[extropy-chat] Identity (was: Survival tangent)

John K Clark jonkc at att.net
Tue Nov 7 08:32:08 UTC 2006


"Lee Corbin" <lcorbin at rawbw.com>

> So if it's true that there is an extremely similar (only a trillion or so
> atoms  different with slightly different pattern) copy of you running on a 
> planet
> of Alpha Centauri, it's okay if it or you die?

Yea yea Alpha Centauri, I've been hearing this argument for years. I'll just
repeat a post I sent to the list way back in 1999:

An exact duplicate of the earth, and it's entire ecosystem, is created a
billion light years away. The duplicate world would need some sort of
feedback mechanism to keep the worlds in synchronization, non linear effects
would amplify tiny variations, even quantum fluctuations, into big
differences, but this is a thought experiment so who cares. In the first two
cases below the results would vary according to personalities, remember
there's a lot of illogic even in the best of us.

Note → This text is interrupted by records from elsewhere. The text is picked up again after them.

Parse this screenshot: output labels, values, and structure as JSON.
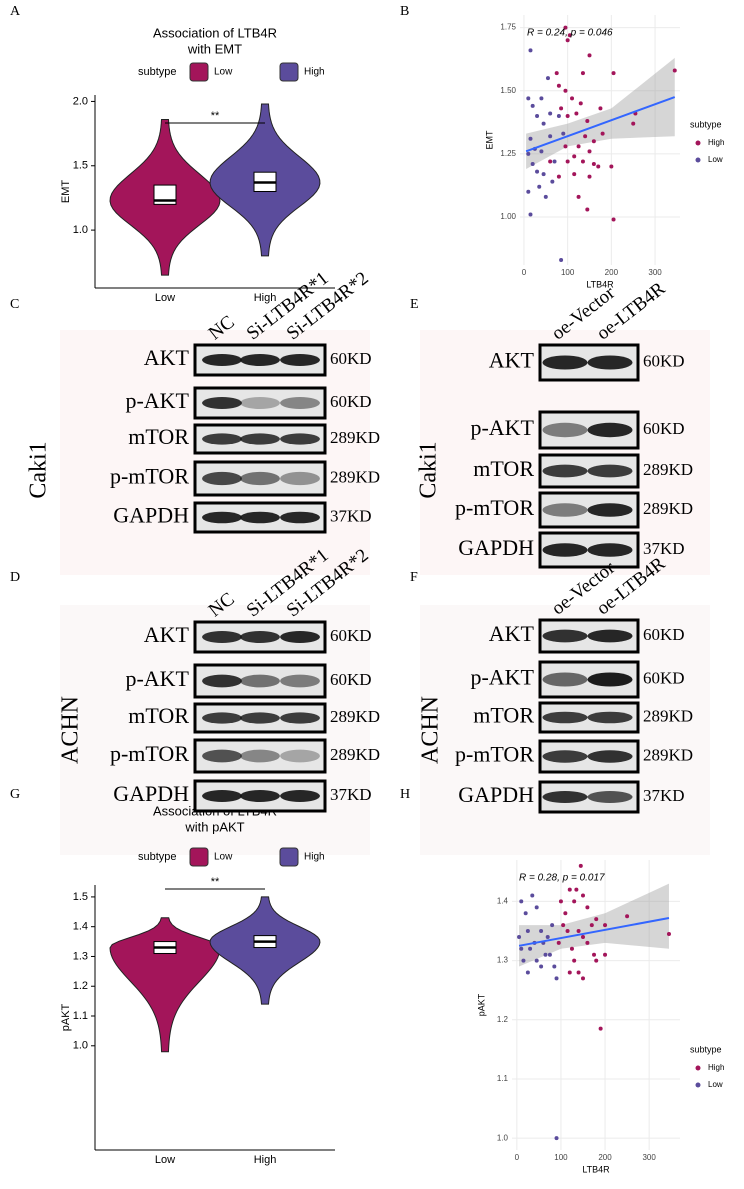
{
  "chart_data": [
    {
      "type": "violin",
      "panel": "A",
      "title": [
        "Association of LTB4R",
        "with EMT"
      ],
      "legend_title": "subtype",
      "ylabel": "EMT",
      "annotation": "**",
      "categories": [
        "Low",
        "High"
      ],
      "groups": [
        {
          "name": "Low",
          "color": "#a3155a",
          "min": 0.65,
          "q1": 1.2,
          "median": 1.23,
          "q3": 1.35,
          "max": 1.86
        },
        {
          "name": "High",
          "color": "#5b4c9c",
          "min": 0.8,
          "q1": 1.3,
          "median": 1.37,
          "q3": 1.45,
          "max": 1.98
        }
      ],
      "ylim": [
        0.55,
        2.05
      ],
      "yticks": [
        {
          "value": 1,
          "label": "1.0"
        },
        1.5,
        {
          "value": 2,
          "label": "2.0"
        }
      ]
    },
    {
      "type": "scatter",
      "panel": "B",
      "legend_title": "subtype",
      "xlabel": "LTB4R",
      "ylabel": "EMT",
      "annotation": "R = 0.24, p = 0.046",
      "xlim": [
        -9,
        357
      ],
      "xticks": [
        0,
        100,
        200,
        300
      ],
      "ylim": [
        0.81,
        1.8
      ],
      "yticks": [
        {
          "value": 1,
          "label": "1.00"
        },
        1.25,
        {
          "value": 1.5,
          "label": "1.50"
        },
        1.75
      ],
      "series": [
        {
          "name": "High",
          "color": "#a3155a",
          "x": [
            95,
            105,
            100,
            150,
            75,
            135,
            205,
            80,
            95,
            110,
            130,
            100,
            120,
            85,
            175,
            145,
            255,
            250,
            345,
            140,
            160,
            95,
            125,
            150,
            115,
            100,
            135,
            160,
            170,
            115,
            200,
            150,
            125,
            205,
            145,
            180,
            60,
            80
          ],
          "y": [
            1.75,
            1.72,
            1.7,
            1.64,
            1.57,
            1.57,
            1.57,
            1.52,
            1.5,
            1.47,
            1.45,
            1.4,
            1.41,
            1.43,
            1.43,
            1.38,
            1.41,
            1.37,
            1.58,
            1.32,
            1.3,
            1.28,
            1.28,
            1.26,
            1.24,
            1.22,
            1.22,
            1.21,
            1.2,
            1.17,
            1.2,
            1.16,
            1.08,
            0.99,
            1.03,
            1.33,
            1.22,
            1.16
          ]
        },
        {
          "name": "Low",
          "color": "#5b4c9c",
          "x": [
            15,
            10,
            40,
            20,
            55,
            80,
            30,
            45,
            60,
            15,
            10,
            25,
            40,
            70,
            20,
            30,
            45,
            10,
            35,
            50,
            65,
            15,
            85,
            90,
            60
          ],
          "y": [
            1.66,
            1.47,
            1.47,
            1.44,
            1.55,
            1.4,
            1.4,
            1.37,
            1.32,
            1.31,
            1.25,
            1.27,
            1.26,
            1.22,
            1.21,
            1.18,
            1.17,
            1.1,
            1.12,
            1.08,
            1.14,
            1.01,
            0.83,
            1.33,
            1.41
          ]
        }
      ],
      "fit": {
        "x": [
          5,
          345
        ],
        "y": [
          1.26,
          1.475
        ]
      },
      "band": {
        "x": [
          5,
          100,
          200,
          345
        ],
        "lower": [
          1.19,
          1.28,
          1.31,
          1.32
        ],
        "upper": [
          1.33,
          1.37,
          1.43,
          1.63
        ]
      }
    },
    {
      "type": "violin",
      "panel": "G",
      "title": [
        "Association of LTB4R",
        "with pAKT"
      ],
      "legend_title": "subtype",
      "ylabel": "pAKT",
      "annotation": "**",
      "categories": [
        "Low",
        "High"
      ],
      "groups": [
        {
          "name": "Low",
          "color": "#a3155a",
          "min": 0.98,
          "q1": 1.31,
          "median": 1.33,
          "q3": 1.35,
          "max": 1.43
        },
        {
          "name": "High",
          "color": "#5b4c9c",
          "min": 1.14,
          "q1": 1.33,
          "median": 1.35,
          "q3": 1.37,
          "max": 1.5
        }
      ],
      "ylim": [
        0.65,
        1.54
      ],
      "yticks": [
        {
          "value": 1,
          "label": "1.0"
        },
        1.1,
        1.2,
        1.3,
        1.4,
        1.5
      ]
    },
    {
      "type": "scatter",
      "panel": "H",
      "legend_title": "subtype",
      "xlabel": "LTB4R",
      "ylabel": "pAKT",
      "annotation": "R = 0.28, p = 0.017",
      "xlim": [
        -11,
        370
      ],
      "xticks": [
        0,
        100,
        200,
        300
      ],
      "ylim": [
        0.98,
        1.47
      ],
      "yticks": [
        {
          "value": 1,
          "label": "1.0"
        },
        1.1,
        1.2,
        1.3,
        1.4
      ],
      "series": [
        {
          "name": "High",
          "color": "#a3155a",
          "x": [
            145,
            120,
            135,
            150,
            100,
            130,
            160,
            180,
            200,
            250,
            110,
            170,
            140,
            150,
            160,
            115,
            125,
            105,
            175,
            200,
            130,
            180,
            120,
            140,
            150,
            345,
            190,
            95
          ],
          "y": [
            1.46,
            1.42,
            1.42,
            1.41,
            1.4,
            1.4,
            1.39,
            1.37,
            1.36,
            1.375,
            1.38,
            1.36,
            1.35,
            1.34,
            1.33,
            1.35,
            1.32,
            1.36,
            1.31,
            1.31,
            1.3,
            1.3,
            1.28,
            1.28,
            1.27,
            1.345,
            1.185,
            1.33
          ]
        },
        {
          "name": "Low",
          "color": "#5b4c9c",
          "x": [
            10,
            20,
            35,
            45,
            55,
            25,
            10,
            30,
            60,
            15,
            45,
            75,
            85,
            25,
            55,
            90,
            70,
            80,
            40,
            90,
            5,
            65
          ],
          "y": [
            1.4,
            1.38,
            1.41,
            1.39,
            1.35,
            1.35,
            1.32,
            1.32,
            1.33,
            1.3,
            1.3,
            1.31,
            1.29,
            1.28,
            1.29,
            1.27,
            1.34,
            1.36,
            1.33,
            1.0,
            1.34,
            1.31
          ]
        }
      ],
      "fit": {
        "x": [
          5,
          345
        ],
        "y": [
          1.325,
          1.372
        ]
      },
      "band": {
        "x": [
          5,
          100,
          200,
          345
        ],
        "lower": [
          1.29,
          1.32,
          1.33,
          1.32
        ],
        "upper": [
          1.36,
          1.36,
          1.38,
          1.43
        ]
      }
    }
  ],
  "blots": [
    {
      "panel": "C",
      "cell_line": "Caki1",
      "lanes": [
        "NC",
        "Si-LTB4R*1",
        "Si-LTB4R*2"
      ],
      "rows": [
        {
          "protein": "AKT",
          "size": "60KD"
        },
        {
          "protein": "p-AKT",
          "size": "60KD"
        },
        {
          "protein": "mTOR",
          "size": "289KD"
        },
        {
          "protein": "p-mTOR",
          "size": "289KD"
        },
        {
          "protein": "GAPDH",
          "size": "37KD"
        }
      ]
    },
    {
      "panel": "E",
      "cell_line": "Caki1",
      "lanes": [
        "oe-Vector",
        "oe-LTB4R"
      ],
      "rows": [
        {
          "protein": "AKT",
          "size": "60KD"
        },
        {
          "protein": "p-AKT",
          "size": "60KD"
        },
        {
          "protein": "mTOR",
          "size": "289KD"
        },
        {
          "protein": "p-mTOR",
          "size": "289KD"
        },
        {
          "protein": "GAPDH",
          "size": "37KD"
        }
      ]
    },
    {
      "panel": "D",
      "cell_line": "ACHN",
      "lanes": [
        "NC",
        "Si-LTB4R*1",
        "Si-LTB4R*2"
      ],
      "rows": [
        {
          "protein": "AKT",
          "size": "60KD"
        },
        {
          "protein": "p-AKT",
          "size": "60KD"
        },
        {
          "protein": "mTOR",
          "size": "289KD"
        },
        {
          "protein": "p-mTOR",
          "size": "289KD"
        },
        {
          "protein": "GAPDH",
          "size": "37KD"
        }
      ]
    },
    {
      "panel": "F",
      "cell_line": "ACHN",
      "lanes": [
        "oe-Vector",
        "oe-LTB4R"
      ],
      "rows": [
        {
          "protein": "AKT",
          "size": "60KD"
        },
        {
          "protein": "p-AKT",
          "size": "60KD"
        },
        {
          "protein": "mTOR",
          "size": "289KD"
        },
        {
          "protein": "p-mTOR",
          "size": "289KD"
        },
        {
          "protein": "GAPDH",
          "size": "37KD"
        }
      ]
    }
  ]
}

1) I know all about the duplicate world and you put a 44 magnum to my head
and tell me in ten seconds you will blow my brains out. Am I concerned? You
bet I am because I know that your double is holding an identical gun to the
head of my double and making an identical threat.

2) I find out that for the first time since the Big Bang the worlds will
diverge, in 10 seconds you will put a bullet in my head but my double will
be spared. Am I concerned? Yes, and angry as well, in times of intense
stress nobody is very logical. My double is no longer exact because I am
going through a traumatic experience and my double is not. I'd be looking at
that huge gun and wondering what it will be like when it goes off and if
death will really be instantaneous. I'd be wondering if my philosophy was
really as sound as I thought it was and I'd also be wondering why I get the
bullet and not my double and cursing the unfairness of it all.


My (semi) double would be thinking "it's a shame about that other fellow but
I'm glad it's not me".

3) I know nothing about the duplicate world, a gun is at both our heads and
we both are convinced we're going to die. One gun goes off, making a hell of
a mess, but the other gun, for inexplicable reasons misfires. In this case
NOBODY died and except for undergoing a terrifying experience I am
completely unharmed. The real beauty part is that I don't even have to clean
up the mess.

The bottom line is we don't have thoughts and emotions, we are thoughts and
emotions, and the idea that the particular hardware that is rendering them
changes their meaning is as crazy as my computer making the meaning of your
post different from what it was on yours.